Create a Virtual Environment
Python 3 ships with the ability to create environments that are very similar to Anaconda environments. However, they are not the same. Python calls its environments "Virtual Environments", so I will follow suit here. A virtual environment will allow you to create a sandbox for Python on a per-project basis.
To create a virtual environment named env
in the current directory type:
python3 -m venv env
To activate this environment, type:
source env/bin/activate
Note that source
is a UNIX Bash command (so this will not work on Windows. If you really want to use Windows, even though I suggested against it with this mechanism, you would type env\Scripts\activate.bat
).
At this point, your prompt should change to something like this:
(env)
Install Packages with Pip
With Python installed and your virtual environment activated, you are ready to install packages. We use the pip
tool to install packages from the Python Package Index. If your virtual environment is activated, then pip
will install libraries into the virtual environment.
You should probably update pip with a new version. Type:
pip install -U pip
To install a base data science system type:
pip install notebook seaborn pandas scikit-learn xlrd yellowbrick xgboost shap bokeh graphviz
To launch Jupyter Notebook type the following:
jupyter notebook
There is a User Guide for pip as well.
Other Options
Can you use Docker? Probably. The above are the simplest ways of getting your environment set up. There may be an existing Docker container you can leverage. But Docker is usually orthogonal to what I'm teaching. Also, the Docker images will probably be using one of the two techniques I described above.

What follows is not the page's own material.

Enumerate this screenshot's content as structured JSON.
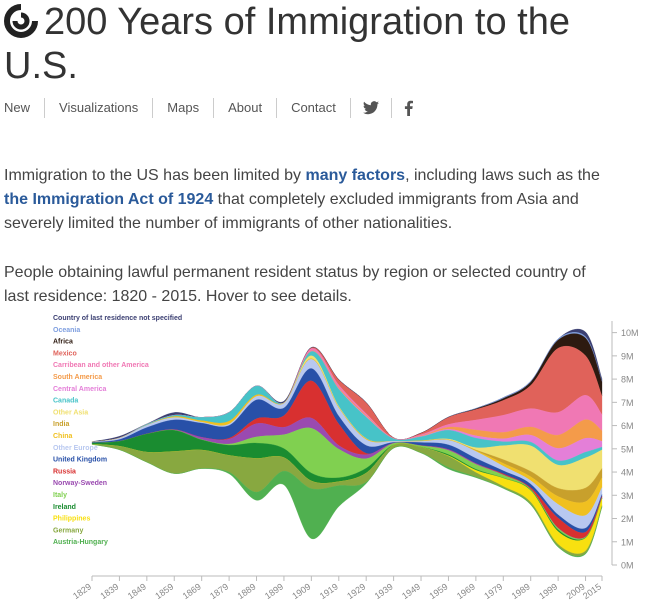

What about hosted services? Google COLAB is a great service (disclaimer: I'm a subscriber to their PRO account), but requires access to Google COLAB, which many of my clients do not have.
Summary
Setting up a Python development environment is three lines of code once you have Python 3 or Anaconda installed. If you have questions about this, feel free to tweet them. I try to keep this page up to date as I point my clients to it.